The three-count, 23-page lawsuit claims Radius, formerly known as Northland Group, has violated Washington’s Consumer Protection Act with regard to providing mandatory Charity Care notices despite a 2019 consent decree between the state’s attorney general and St. Joseph’s over the hospital’s “years’ long pattern and practice” of refusing to abide by the Charity Care statute.

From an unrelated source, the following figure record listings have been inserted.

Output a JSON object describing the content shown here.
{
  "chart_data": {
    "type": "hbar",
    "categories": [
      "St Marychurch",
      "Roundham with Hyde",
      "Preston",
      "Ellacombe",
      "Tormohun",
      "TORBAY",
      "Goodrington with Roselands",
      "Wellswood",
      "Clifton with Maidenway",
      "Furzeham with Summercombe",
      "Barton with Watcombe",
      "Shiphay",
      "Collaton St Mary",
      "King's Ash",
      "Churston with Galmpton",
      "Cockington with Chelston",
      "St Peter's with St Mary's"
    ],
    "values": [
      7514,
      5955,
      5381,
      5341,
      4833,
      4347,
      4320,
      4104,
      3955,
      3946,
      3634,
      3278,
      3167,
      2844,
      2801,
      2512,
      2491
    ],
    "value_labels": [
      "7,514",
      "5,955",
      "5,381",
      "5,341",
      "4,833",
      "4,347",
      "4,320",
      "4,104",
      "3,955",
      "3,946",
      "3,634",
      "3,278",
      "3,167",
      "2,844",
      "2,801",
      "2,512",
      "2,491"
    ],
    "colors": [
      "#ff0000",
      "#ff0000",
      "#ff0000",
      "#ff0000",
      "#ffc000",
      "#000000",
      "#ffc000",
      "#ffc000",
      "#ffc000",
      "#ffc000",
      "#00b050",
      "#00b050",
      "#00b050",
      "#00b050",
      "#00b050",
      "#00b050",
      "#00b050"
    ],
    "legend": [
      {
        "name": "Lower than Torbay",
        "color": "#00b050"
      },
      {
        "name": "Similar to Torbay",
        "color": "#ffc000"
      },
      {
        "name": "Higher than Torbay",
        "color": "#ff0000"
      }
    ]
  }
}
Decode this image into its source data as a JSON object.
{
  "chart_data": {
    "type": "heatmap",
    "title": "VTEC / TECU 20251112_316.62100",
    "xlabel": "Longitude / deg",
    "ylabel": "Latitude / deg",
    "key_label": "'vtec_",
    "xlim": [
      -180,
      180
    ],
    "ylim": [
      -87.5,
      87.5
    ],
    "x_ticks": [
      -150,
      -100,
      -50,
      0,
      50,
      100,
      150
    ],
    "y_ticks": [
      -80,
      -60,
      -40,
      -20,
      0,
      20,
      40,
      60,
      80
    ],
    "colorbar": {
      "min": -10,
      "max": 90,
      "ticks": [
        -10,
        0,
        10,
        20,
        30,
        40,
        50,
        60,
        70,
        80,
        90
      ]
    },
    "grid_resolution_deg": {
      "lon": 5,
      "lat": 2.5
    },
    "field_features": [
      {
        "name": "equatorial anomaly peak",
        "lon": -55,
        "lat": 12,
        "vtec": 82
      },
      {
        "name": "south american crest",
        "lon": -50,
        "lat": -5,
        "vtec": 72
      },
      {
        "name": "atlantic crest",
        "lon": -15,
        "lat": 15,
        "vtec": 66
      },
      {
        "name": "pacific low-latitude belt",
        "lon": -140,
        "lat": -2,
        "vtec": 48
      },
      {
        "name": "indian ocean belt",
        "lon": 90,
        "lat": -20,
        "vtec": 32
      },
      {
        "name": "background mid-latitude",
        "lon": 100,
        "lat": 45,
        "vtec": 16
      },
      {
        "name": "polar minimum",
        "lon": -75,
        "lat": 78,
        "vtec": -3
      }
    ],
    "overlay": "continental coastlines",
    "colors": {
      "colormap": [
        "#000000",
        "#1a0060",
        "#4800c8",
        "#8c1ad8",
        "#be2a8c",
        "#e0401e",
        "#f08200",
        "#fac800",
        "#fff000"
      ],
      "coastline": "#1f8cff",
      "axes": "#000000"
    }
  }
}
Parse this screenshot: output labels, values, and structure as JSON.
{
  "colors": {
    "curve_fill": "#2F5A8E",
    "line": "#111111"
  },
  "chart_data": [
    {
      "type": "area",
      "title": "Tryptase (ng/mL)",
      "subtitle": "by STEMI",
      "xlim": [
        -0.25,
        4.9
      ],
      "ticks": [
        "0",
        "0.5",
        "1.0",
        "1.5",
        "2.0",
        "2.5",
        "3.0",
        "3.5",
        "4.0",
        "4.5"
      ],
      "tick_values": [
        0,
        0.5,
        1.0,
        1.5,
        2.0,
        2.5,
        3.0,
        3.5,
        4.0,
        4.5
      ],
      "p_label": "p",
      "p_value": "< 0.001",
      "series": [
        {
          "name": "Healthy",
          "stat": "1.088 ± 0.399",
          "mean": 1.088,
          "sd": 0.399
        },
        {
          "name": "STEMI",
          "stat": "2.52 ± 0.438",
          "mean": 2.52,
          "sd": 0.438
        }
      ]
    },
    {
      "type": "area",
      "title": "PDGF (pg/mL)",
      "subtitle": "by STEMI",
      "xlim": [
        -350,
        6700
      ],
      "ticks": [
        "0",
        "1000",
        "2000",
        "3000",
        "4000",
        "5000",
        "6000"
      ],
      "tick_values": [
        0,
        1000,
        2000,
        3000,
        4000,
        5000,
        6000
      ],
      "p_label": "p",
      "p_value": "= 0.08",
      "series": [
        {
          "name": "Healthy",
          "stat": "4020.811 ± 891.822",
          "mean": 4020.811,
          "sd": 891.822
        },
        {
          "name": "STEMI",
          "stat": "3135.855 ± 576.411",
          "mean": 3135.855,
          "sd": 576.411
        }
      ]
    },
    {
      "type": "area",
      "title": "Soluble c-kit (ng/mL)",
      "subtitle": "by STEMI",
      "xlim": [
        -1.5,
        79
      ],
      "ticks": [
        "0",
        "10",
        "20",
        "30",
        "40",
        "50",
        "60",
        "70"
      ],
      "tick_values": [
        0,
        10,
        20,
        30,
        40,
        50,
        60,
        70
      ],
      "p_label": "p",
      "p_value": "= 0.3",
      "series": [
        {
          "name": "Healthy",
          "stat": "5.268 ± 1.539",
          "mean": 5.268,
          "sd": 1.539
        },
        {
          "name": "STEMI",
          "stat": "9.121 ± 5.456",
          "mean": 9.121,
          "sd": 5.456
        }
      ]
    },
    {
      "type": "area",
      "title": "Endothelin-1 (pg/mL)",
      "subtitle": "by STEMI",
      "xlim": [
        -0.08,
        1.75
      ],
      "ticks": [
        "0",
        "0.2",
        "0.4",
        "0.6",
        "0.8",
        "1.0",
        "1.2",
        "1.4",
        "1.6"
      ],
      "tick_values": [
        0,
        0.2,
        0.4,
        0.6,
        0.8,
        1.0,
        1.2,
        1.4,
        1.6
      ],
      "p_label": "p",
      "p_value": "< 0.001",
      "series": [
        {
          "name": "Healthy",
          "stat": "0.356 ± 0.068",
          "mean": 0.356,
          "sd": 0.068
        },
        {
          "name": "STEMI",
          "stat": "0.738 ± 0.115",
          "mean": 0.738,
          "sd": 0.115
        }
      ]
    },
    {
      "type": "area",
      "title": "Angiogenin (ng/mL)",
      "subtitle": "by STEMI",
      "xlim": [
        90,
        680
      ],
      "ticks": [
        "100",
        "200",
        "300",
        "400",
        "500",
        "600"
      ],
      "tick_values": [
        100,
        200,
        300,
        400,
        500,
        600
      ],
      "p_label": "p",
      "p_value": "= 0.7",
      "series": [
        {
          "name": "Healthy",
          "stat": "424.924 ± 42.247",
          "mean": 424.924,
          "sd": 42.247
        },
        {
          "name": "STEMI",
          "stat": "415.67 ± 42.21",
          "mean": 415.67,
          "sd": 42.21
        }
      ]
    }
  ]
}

Per the case, the plaintiff obtained medical services from St. Joseph’s Medical Center on September 18, 2017, with the bill amounting to $77.59. Although the plaintiff qualified for Washington’s Charity Care Program, St. Joseph’s “never offered or even mentioned charity care” to the individual, the suit claims.
The following November, the plaintiff again obtained medical services from St. Joseph’s, at a cost of $77.59, but was again not offered or apprised of Washington’s Charity Care Program, the lawsuit says. That same year, the Washington State Attorney General sued the hospital over its failure or refusal to offer charity care to patients such as the plaintiff as required by law, the complaint relays.
According to the suit, the Washington State Legislature amended in March 2019 the state’s Collection Agency Act by adding additional protections for patients subject to medical- and hospital-related collections, with the changes slated to go into effect in July. The following month, St. Joseph’s entered into the aforementioned consent decree with the state, with the agreement resolving medical accounts incurred between January 1, 2012 and July 1, 2017, the suit says. Pursuant to the multi-million dollar consent decree, the hospital discharged more than $1,000 in medical debts supposedly owed by the plaintiff, per the complaint.
Despite the additions to Washington’s Collection Agency Act, Radius nevertheless mailed the plaintiff a collection notice demanding payment for her September and November 2017 visits to St. Joseph’s, the lawsuit alleges. According to the complaint, none of the communications the plaintiff received from Radius included a statutory notice that she may be eligible for charity care, among a slew of other deficiencies.
The case charge Radius, through the collection efforts alleged by the plaintiff, is “blindly collecting a portfolio of Charity Care eligible St. Joseph’s accounts” without so much as providing notice of Washington’s Charity Care to purported debtors.
“Defendant knows that these accounts qualify for Charity Care,” the lawsuit alleges. “Defendant knows that these accounts only exist because St. Joseph’s failed or refused to follow a legal requirement to offer Charity Care to qualified patients. As such, Defendant knows that many, if not all of these patients do not owe the money Defendant is demanding.”
Initially filed in Pierce County Superior Court, the lawsuit was removed to Washington’s Western District Court at Seattle on November 19.